Hari ini, Rabu (3/7/2019), bertempat di Ruang Kelimutu, Kantor DPRD NTT, dalam forum Rapat Gabungan Komisi DPRD NTT, Pemerintah Provinsi NTT menjelaskan terkait pergeseran anggaran yang dilakukan secara sepihak atau tanpa melalui proses pembahasan bersama pihak legislatif tersebut.
Sekretaris Daerah (Sekda) Provinsi NTT, Benediktus Polo Maing menjelaskan, pergeseran volume ruas jalan dari ruas jalan Nggongi- Wahang- Malahar di Kabupaten Sumba Timur ke Bokong- Lelogama di Kabupaten Kupang terjadi karena sejumlah pertimbangan.
“Pergeseran anggaran ini terjadi pada rincian DPA Dinas Pekerjaan umum dan Perumahan Rakyat TA. 2019,” ungkap Benediktus.
Benediktus menyebutkan, pertimbangan pergeseran anggaran tersebut yakni untuk peningkatan akses ke perbatasan negara serta peningkatan aktifitas ekonomi masyarakat dan antar negara ke depan.
Selain itu, lanjut Benediktus, ada pembangunan Observatorium Nasional dan Taman Nasional Langit Gelap oleh Lembaga Penerbangan dan Antariksa Nasional (LAPAN) di Kabupaten Kupang.
“Secara teknis lebar jalan 4,5 meter kurang memadai sehingga perlu ditingkatkan lebar jalan menjadi 5,5 meter agar berfungsi dan berperan lebih optimal” sebutnya.
Dia menambahkan, penambahan lebar ruas jalan Bokong- Lelogama ini membutuhkan tambahan dana sebesar Rp 26.480.779.000, sehingga perlu dilakukan penyesuaian kembali atas ruas jalan yang ada.
Anggota DPRD NTT, Winston Neil Rondo menyatakan setelah mendengar argumentasi yang disampaikan pemerintah melalui Sekda Provinsi NTT tersebut, terutama pada poin mengenai pembangunan observatorium ternyata bukanlah hal urgen atau sangat mendesak sehingga harus dilakukan pergeseran anggaran.
“Karena supaya diketahui bersama bahwa pembangunan observatorium ini bukan langsung jadi hari ini, tetapi masih butuh waktu yang cukup lama untuk bisa operasional. Bahkan peletakan batu pertama juga belum, bisa saja baru akan dilakukan dua atau tiga tahun mendatang,” katanya.

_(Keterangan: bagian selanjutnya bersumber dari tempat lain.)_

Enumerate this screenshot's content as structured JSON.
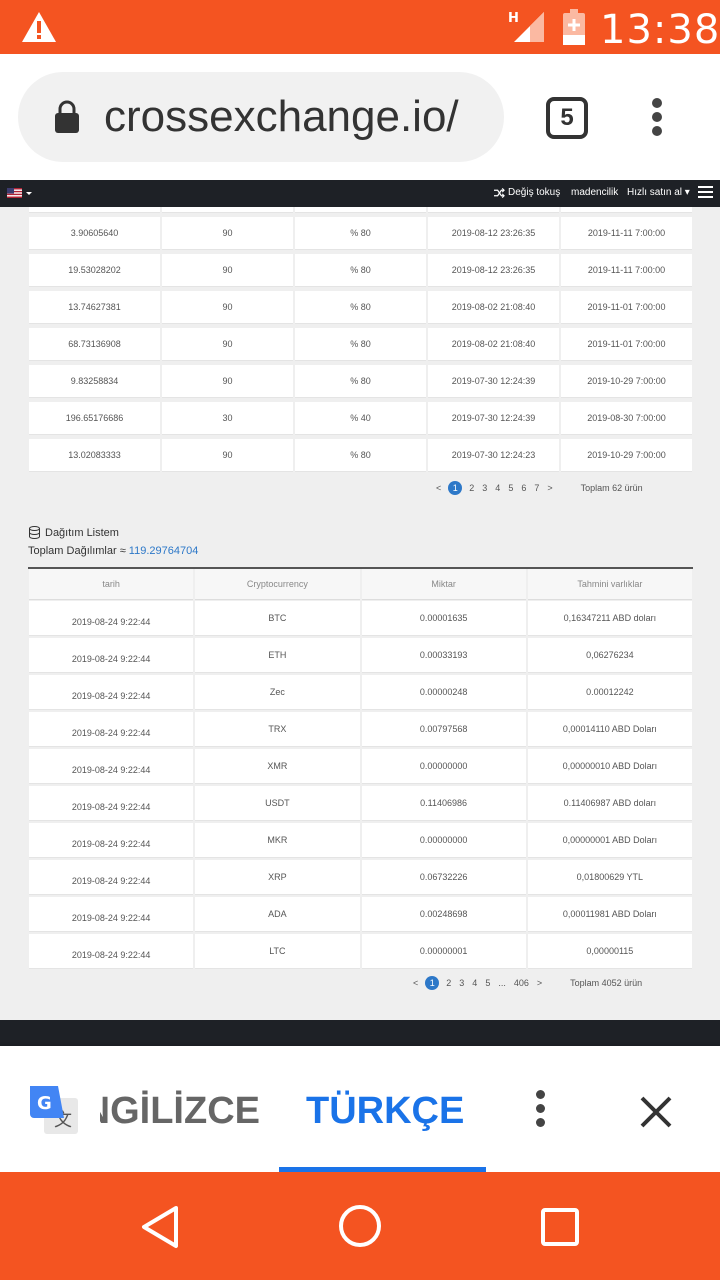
{
  "status_bar": {
    "network": "H",
    "time": "13:38",
    "warning_icon": "warning-triangle-icon"
  },
  "browser": {
    "url": "crossexchange.io/",
    "tab_count": "5"
  },
  "site_nav": {
    "flag": "us-flag-icon",
    "items": [
      "Değiş tokuş",
      "madencilik",
      "Hızlı satın al"
    ]
  },
  "table1": {
    "rows": [
      [
        "3.90605640",
        "90",
        "% 80",
        "2019-08-12 23:26:35",
        "2019-11-11 7:00:00"
      ],
      [
        "19.53028202",
        "90",
        "% 80",
        "2019-08-12 23:26:35",
        "2019-11-11 7:00:00"
      ],
      [
        "13.74627381",
        "90",
        "% 80",
        "2019-08-02 21:08:40",
        "2019-11-01 7:00:00"
      ],
      [
        "68.73136908",
        "90",
        "% 80",
        "2019-08-02 21:08:40",
        "2019-11-01 7:00:00"
      ],
      [
        "9.83258834",
        "90",
        "% 80",
        "2019-07-30 12:24:39",
        "2019-10-29 7:00:00"
      ],
      [
        "196.65176686",
        "30",
        "% 40",
        "2019-07-30 12:24:39",
        "2019-08-30 7:00:00"
      ],
      [
        "13.02083333",
        "90",
        "% 80",
        "2019-07-30 12:24:23",
        "2019-10-29 7:00:00"
      ]
    ],
    "pager": {
      "prev": "<",
      "pages": [
        "1",
        "2",
        "3",
        "4",
        "5",
        "6",
        "7"
      ],
      "next": ">",
      "total": "Toplam 62 ürün"
    }
  },
  "distribution": {
    "title": "Dağıtım Listem",
    "total_label": "Toplam Dağılımlar ≈ ",
    "total_value": "119.29764704",
    "headers": [
      "tarih",
      "Cryptocurrency",
      "Miktar",
      "Tahmini varlıklar"
    ],
    "rows": [
      [
        "2019-08-24 9:22:44",
        "BTC",
        "0.00001635",
        "0,16347211 ABD doları"
      ],
      [
        "2019-08-24 9:22:44",
        "ETH",
        "0.00033193",
        "0,06276234"
      ],
      [
        "2019-08-24 9:22:44",
        "Zec",
        "0.00000248",
        "0.00012242"
      ],
      [
        "2019-08-24 9:22:44",
        "TRX",
        "0.00797568",
        "0,00014110 ABD Doları"
      ],
      [
        "2019-08-24 9:22:44",
        "XMR",
        "0.00000000",
        "0,00000010 ABD Doları"
      ],
      [
        "2019-08-24 9:22:44",
        "USDT",
        "0.11406986",
        "0.11406987 ABD doları"
      ],
      [
        "2019-08-24 9:22:44",
        "MKR",
        "0.00000000",
        "0,00000001 ABD Doları"
      ],
      [
        "2019-08-24 9:22:44",
        "XRP",
        "0.06732226",
        "0,01800629 YTL"
      ],
      [
        "2019-08-24 9:22:44",
        "ADA",
        "0.00248698",
        "0,00011981 ABD Doları"
      ],
      [
        "2019-08-24 9:22:44",
        "LTC",
        "0.00000001",
        "0,00000115"
      ]
    ],
    "pager": {
      "prev": "<",
      "pages": [
        "1",
        "2",
        "3",
        "4",
        "5"
      ],
      "ellipsis": "...",
      "last": "406",
      "next": ">",
      "total": "Toplam 4052 ürün"
    }
  },
  "translate_bar": {
    "source_lang": "İNGİLİZCE",
    "target_lang": "TÜRKÇE"
  },
  "colors": {
    "accent_orange": "#f45421",
    "link_blue": "#2d78c8",
    "translate_blue": "#1a73e8",
    "dark_nav": "#1e2126"
  }
}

Winston juga mempertanyakan urgensitas pelebaran ruas jalan Bokong- Lelogama dari 4,5 meter menjadi 5,5 meter, dan mengapa ada kesan dipaksakan pelebaran itu dilakukan pada tahun pertama, padahal jumlah lalu lintas (traffic) arus kendaraan masih sangat rendah. Sebenarnya yang dibutuhkan hanya konektivitas.
“Jalur Bokong- Lelogama ini belum open traffic, itu jalannya sapi di sana. Lalu apa urgensitasnya. Mari kita belajar dari Jalan El Tari dan Frans Seda yang merupakan jalur utama jalan provinsi, itu pun butuh waktu lebih dari 15 tahun baru mengalami pelebaran,” ujar Winston.
Karena itu, menurut Winston, argumentasi pemerintah tersebut hanyalah apologi bahkan menunjukkan sikap arogansi Pemerintah yang seenaknya mengabaikan lembaga DPRD yang dalam hal ini merupakan mitra sejajar.
“Tidak ada cukup alasan teknis untuk menggeser secara sepihak, sementara urgensinya tidak ada. Bahkan, sebagai DPRD kami membaca dan diskusi terkait tata kelola pengelolaan anggaran itu, dan ada 3 kriteria perbuatan melawan hukum,” tegasnya.
Dia menyebutkan, tiga kriteria melawan hukum dalam tata kelola pengelolaan keuangan daerah itu yakni, Pertama, tidak menyelesaikan proyek sampai selesai, contohnya proyek NTT Fair. Kedua, yaitu membatalkan secara sepihak. Ketiga, mengalihkan sebuah proyek atau anggaran proyek yang ditetapkan dalam sebuah kebijakan bersama DPRD.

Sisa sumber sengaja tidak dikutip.